Er stand aber auch so inzwischen deutlich besser, und nun schob er seinen Gegner Zug um Zug zusammen. Der leistete sich weitere Einsteller, und als Harald im 32. Zug einen ganzen Springer einsammeln konnte, gab sein Gegner auf.

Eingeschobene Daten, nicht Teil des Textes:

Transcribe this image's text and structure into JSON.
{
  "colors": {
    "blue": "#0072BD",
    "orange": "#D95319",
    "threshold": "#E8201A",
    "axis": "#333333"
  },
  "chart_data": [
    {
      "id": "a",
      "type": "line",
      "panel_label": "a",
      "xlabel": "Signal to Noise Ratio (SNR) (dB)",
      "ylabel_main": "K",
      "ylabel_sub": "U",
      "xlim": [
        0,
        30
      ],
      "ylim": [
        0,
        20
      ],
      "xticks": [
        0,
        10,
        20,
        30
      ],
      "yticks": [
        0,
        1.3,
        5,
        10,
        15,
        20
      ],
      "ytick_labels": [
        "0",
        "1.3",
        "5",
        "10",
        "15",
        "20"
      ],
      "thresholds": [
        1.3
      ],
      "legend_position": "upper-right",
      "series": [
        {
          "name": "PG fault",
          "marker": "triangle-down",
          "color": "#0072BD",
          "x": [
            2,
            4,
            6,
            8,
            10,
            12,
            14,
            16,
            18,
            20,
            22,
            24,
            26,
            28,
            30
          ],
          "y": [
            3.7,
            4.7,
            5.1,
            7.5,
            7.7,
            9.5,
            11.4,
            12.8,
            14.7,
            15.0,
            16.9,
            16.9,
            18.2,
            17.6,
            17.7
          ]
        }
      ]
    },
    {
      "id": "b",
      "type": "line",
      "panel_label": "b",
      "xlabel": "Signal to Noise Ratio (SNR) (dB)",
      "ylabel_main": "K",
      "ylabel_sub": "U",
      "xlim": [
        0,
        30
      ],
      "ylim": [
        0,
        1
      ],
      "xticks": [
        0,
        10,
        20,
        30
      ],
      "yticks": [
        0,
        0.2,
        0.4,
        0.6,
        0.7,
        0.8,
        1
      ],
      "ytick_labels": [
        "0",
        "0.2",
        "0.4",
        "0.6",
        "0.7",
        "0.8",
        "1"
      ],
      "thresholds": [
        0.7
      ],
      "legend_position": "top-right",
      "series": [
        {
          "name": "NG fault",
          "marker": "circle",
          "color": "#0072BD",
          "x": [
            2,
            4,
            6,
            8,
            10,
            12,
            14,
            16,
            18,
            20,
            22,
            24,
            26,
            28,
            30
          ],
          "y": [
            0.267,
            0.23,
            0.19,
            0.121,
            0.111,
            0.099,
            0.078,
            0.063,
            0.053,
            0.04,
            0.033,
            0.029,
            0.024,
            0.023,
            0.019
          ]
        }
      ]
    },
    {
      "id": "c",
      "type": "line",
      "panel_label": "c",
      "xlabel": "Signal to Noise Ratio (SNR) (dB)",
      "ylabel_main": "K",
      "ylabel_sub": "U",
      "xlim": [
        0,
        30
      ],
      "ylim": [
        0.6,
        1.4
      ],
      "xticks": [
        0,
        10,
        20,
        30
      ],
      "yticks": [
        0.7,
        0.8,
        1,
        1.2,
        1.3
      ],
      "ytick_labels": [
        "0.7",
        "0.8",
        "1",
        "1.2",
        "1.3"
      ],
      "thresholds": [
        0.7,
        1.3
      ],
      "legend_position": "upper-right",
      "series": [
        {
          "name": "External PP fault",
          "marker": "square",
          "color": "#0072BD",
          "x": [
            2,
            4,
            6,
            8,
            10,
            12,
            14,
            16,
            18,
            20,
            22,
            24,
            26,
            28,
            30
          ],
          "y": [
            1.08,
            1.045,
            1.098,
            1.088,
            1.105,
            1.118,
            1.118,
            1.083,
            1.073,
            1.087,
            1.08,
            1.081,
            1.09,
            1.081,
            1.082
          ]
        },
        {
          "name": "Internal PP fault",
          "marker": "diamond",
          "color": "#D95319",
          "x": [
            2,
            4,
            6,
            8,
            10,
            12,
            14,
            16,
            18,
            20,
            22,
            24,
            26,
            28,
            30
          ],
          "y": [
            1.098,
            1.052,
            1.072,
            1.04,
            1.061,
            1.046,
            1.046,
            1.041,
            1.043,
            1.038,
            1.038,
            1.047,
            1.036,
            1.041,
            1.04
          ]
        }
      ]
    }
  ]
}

Das war dann gleichbedeutend mit dem Mannschaftssieg, und es passt, dass unser absoluter Topscorer (ungeschlagen mit 7 aus 8!!!) den entscheidenden Punkt setzen konnte.

Brett 2:


Thorsten kam mit großem Vorteil aus der Eröffnung, er hatte im 15. Zug schon eine Gewinnstellung erreicht. Die behielt er auch bis zum 28. Zug, er hatte einen Turm mehr, aber eine seiner Leichtfiguren würde noch fallen. Trotzdem, Mehrqualle bei guter Stellung, das sollte reichen. Thorsten übersah dann aber ein Dauerschach seines Gegners und musste im 34. Zug ins Remis einwilligen.

 

Brett 1:


André stand während der gesamten Partie teils leicht, teils deutlich schlechter, aber sein Gegner hatte sich scheinbar fest vorgenommen, ein Remis zu erreichen. Er unterließ in einigen Situationen Gewinnversuche und spielte stattdessen auf Abtausch. So kam schließlich ein Endspiel mit jeweils Turm und Springer aufs Brett, in dem man sich kurz vor der Zeitkontrolle auf ein Remis einigte.

 

Brett 5:


Ich (Alwin) war der Einzige, der mehr als 40 Züge spielte. Ich tat mich mit den schwarzen Steinen im frühen Mittelspiel schwer und verbrauchte viel Zeit, hatte aber stets eine minimal bessere Stellung. Im 22. Zug gewann ich einen Bauern, und hätte gleich darauf nach einem Fehler meines Gegners zweizügig eine Qualität und damit auch schon die Partie gewinnen können. Das übersah ich jedoch – shame on me!

 

Stattdessen manövrierte ich wenig später mich sogar in eine schlechtere Stellung, aber wie auch bei André und Michael wollte mein Gegner nur ein Remis und spielte auch konsequent darauf. Es entstand ein Endspiel, das ich noch lange hätte kneten können, aber wir einigte uns im 45. Zug auf die Punkteteilung.

 

Mit diesem Sieg haben wir uns in der Abschlusstabelle auf den 5. Platz verbessert, mit 11-7 Mannschaftspunkten nur zwei Punkte hinter dem Überraschungsmeister SF Spelle. Ich denke, dass wir insgesamt eine gute Saison gespielt haben, in dem einen oder anderen Mannschaftskampf hatten wir etwas Glück, aber bei zwei knappen Niederlagen (u.a. in Spelle) war auch deutlich mehr drin.

 

 

Als Mannschaftsführer möchte ich mich zum Schluss der Saison bei der ganzen Truppe bedanken. Alle waren super zuverlässig, haben immer alles gegeben – das war an allen neun Spieltagen eine vorbildliche Einstellung! So macht es sehr viel Spaß, Mannschaftsführer zu sein.